In my sophomore English class, we are beginning a unit on Ancient Eastern Literature, and I am including a short study of the book of Job and the book of Ruth. Today we read Job 38 and 42 in class, and I was struck by some new ideas that were brought up in class. Usually when one thinks about the book of Job, the first thought that comes to mind is the old cliché Sunday School discussion of “Why do bad things happen to good people?” While I have some opinions on that question – primarily pertaining to the fact that “good people” really don’t exist – that was not the basis of our discussion today.
In Job 38, God is responding to Job and his friends’ conversations by pointing out His sovereignty and omnipotence as God over every situation: “Where were you when I laid the earth’s foundation? Tell me, if you understand. Who marked off its dimensions? Surely you know! Who stretched a measuring line across it? On what were its footings set, or who laid its cornerstone – while the morning stars sang together and all the angels shouted for joy?” (38:4-7). Interestingly, He responds to their questions with more questions of his own – rhetorical questions that point out His power in a more indirect way. Two things strike me about God’s language here. First, while I may owe this fact primarily to the translation, it seems that God is almost sarcastic in this passage. The “Tell me, if you understand” and “Surely you know!” comments certainly have an edge to them and imply that He might be subtly mocking Job. The word “mock,” however, may be a bit strong, for I don’t think God’s tone here is necessarily a bad thing. If anything, it’s almost humorous that God would choose to address Job in such a “human” manner.
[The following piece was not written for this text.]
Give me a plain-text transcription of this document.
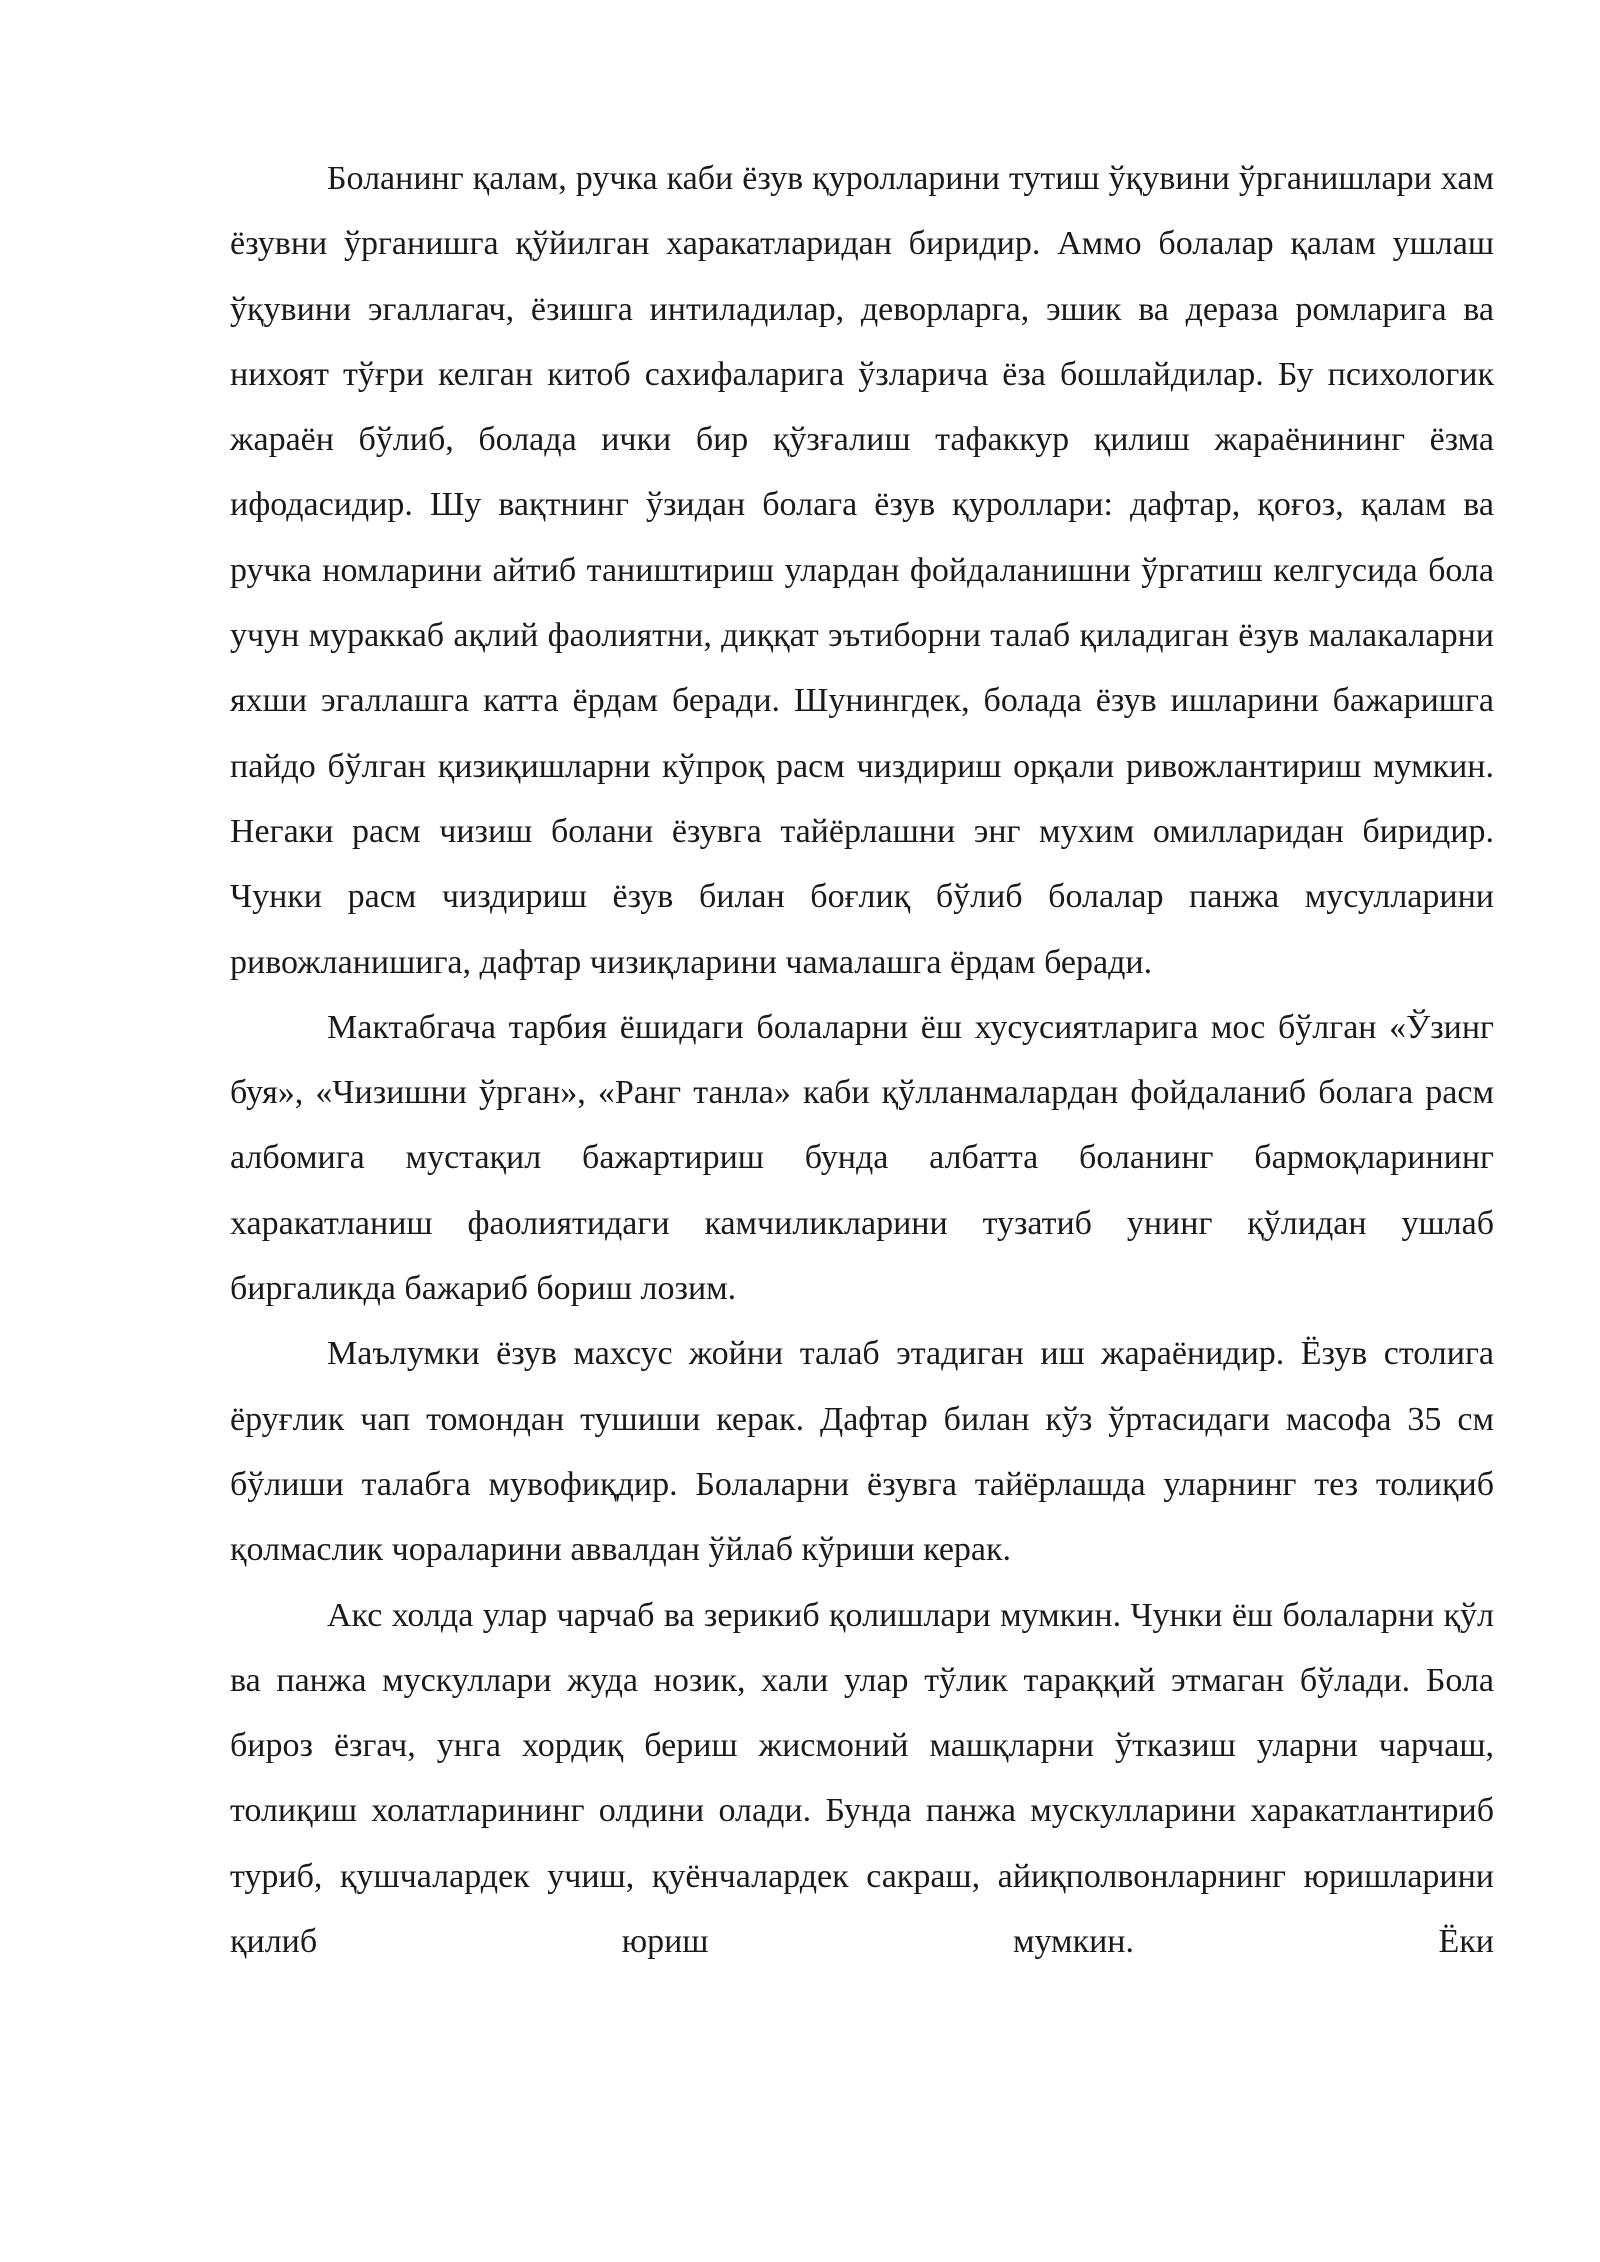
Боланинг қалам, ручка каби ёзув қуролларини тутиш ўқувини ўрганишлари хам ёзувни ўрганишга қўйилган харакатларидан биридир. Аммо болалар қалам ушлаш ўқувини эгаллагач, ёзишга интиладилар, деворларга, эшик ва дераза ромларига ва нихоят тўғри келган китоб сахифаларига ўзларича ёза бошлайдилар. Бу психологик жараён бўлиб, болада ички бир қўзғалиш тафаккур қилиш жараёнининг ёзма ифодасидир. Шу вақтнинг ўзидан болага ёзув қуроллари: дафтар, қоғоз, қалам ва ручка номларини айтиб таништириш улардан фойдаланишни ўргатиш келгусида бола учун мураккаб ақлий фаолиятни, диққат эътиборни талаб қиладиган ёзув малакаларни яхши эгаллашга катта ёрдам беради. Шунингдек, болада ёзув ишларини бажаришга пайдо бўлган қизиқишларни кўпроқ расм чиздириш орқали ривожлантириш мумкин. Негаки расм чизиш болани ёзувга тайёрлашни энг мухим омилларидан биридир. Чунки расм чиздириш ёзув билан боғлиқ бўлиб болалар панжа мусулларини ривожланишига, дафтар чизиқларини чамалашга ёрдам беради.

Мактабгача тарбия ёшидаги болаларни ёш хусусиятларига мос бўлган «Ўзинг буя», «Чизишни ўрган», «Ранг танла» каби қўлланмалардан фойдаланиб болага расм албомига мустақил бажартириш бунда албатта боланинг бармоқларининг харакатланиш фаолиятидаги камчиликларини тузатиб унинг қўлидан ушлаб биргаликда бажариб бориш лозим.

Маълумки ёзув махсус жойни талаб этадиган иш жараёнидир. Ёзув столига ёруғлик чап томондан тушиши керак. Дафтар билан кўз ўртасидаги масофа 35 см бўлиши талабга мувофиқдир. Болаларни ёзувга тайёрлашда уларнинг тез толиқиб қолмаслик чораларини аввалдан ўйлаб кўриши керак.

Акс холда улар чарчаб ва зерикиб қолишлари мумкин. Чунки ёш болаларни қўл ва панжа мускуллари жуда нозик, хали улар тўлик тараққий этмаган бўлади. Бола бироз ёзгач, унга хордиқ бериш жисмоний машқларни ўтказиш уларни чарчаш, толиқиш холатларининг олдини олади. Бунда панжа мускулларини харакатлантириб туриб, қушчалардек учиш, қуёнчалардек сакраш, айиқполвонларнинг юришларини қилиб юриш мумкин. Ёки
God’s use of rhetorical questions here also seems to be quite effective for His purpose, because He is clearly able to get His point across to Job without coming off as a distant, theistic, vengeful, power-hungry God of wrath. He could have just told Job he was a fool and then gave His own resume of powers and accomplishments, but instead He allowed Job to draw these conclusions himself. Job obviously recognized his own limitations through God’s questions, but God didn’t beat him into that place of humility with a clear-cut tirade on Job’s foolishness. He allowed Job to learn his place as a mortal in a more indirect way.
Although I’ve read these passages many times, something new about them struck me today, and it’s been on my mind ever since. It seems that a God as powerful as the One presented in Job 38 could never be interested in the mere comings and goings of man, much less in the life of one particular individual. And yet in chapter 42, we see that God deals personally with Job’s situation and blesses him specifically according to what he had lost in his earlier trials of chapters 1 and 2. We serve such a personal God! For while He holds the storehouses of hail in his hands, gives orders to the morning, and brings out constellations in their due time, He also cares individually for each human he has created, knowing the intimate details of each of their lives. What an amazing thought.
That idea reminded me of Psalm 139, which begins “O Lord, you have searched me and you know me. You know when I sit and when I rise; you perceive my thoughts from afar…” (Psalm 139:1). It’s interesting that this first verb is in the past tense (“have searched”), implying that God already knows David in an intimate way. The descriptions following that opening verse, however, all pertain to David’s physical and tangible life – where he goes, the words on his tongue, the things that he does on a daily basis, etc.
Interestingly, at the end of this psalm David lifts up this final prayer: “Search me, O God, and know my heart; test me and know my anxious thoughts. See if there is any offensive way in me, and lead me in the way everlasting” (Psalm 139:23-24). Why does David ask God to search him here, even though he has earlier stated that the Lord “has searched” him already (vs. 1)? I think the answer pertains to how David wants the Lord to search him. In this final verse, David doesn’t want the Lord to stop at his mere physical existence – where he goes, the things he says, etc. – but he wants God to search him from the inside out. “Know my heart,” he prays. Know the very inner fiber of my being. Know me intimately.
It’s an amazing truth that we have a sort of God that will do this very thing; He will search us and know us intimately when we draw near to Him. Although He might be able to command the seas, mark off the dimension of the universe, and scatter lightning in the sky, He also eagerly invites us into His very presence and is called Emmanuel, God with us. I can only respond to such a truth as Job did: “Surely I speak of things I do not understand, things too wonderful for me to know. My ears had heard you, but now my eyes have seen you” (Job 42: 4,6).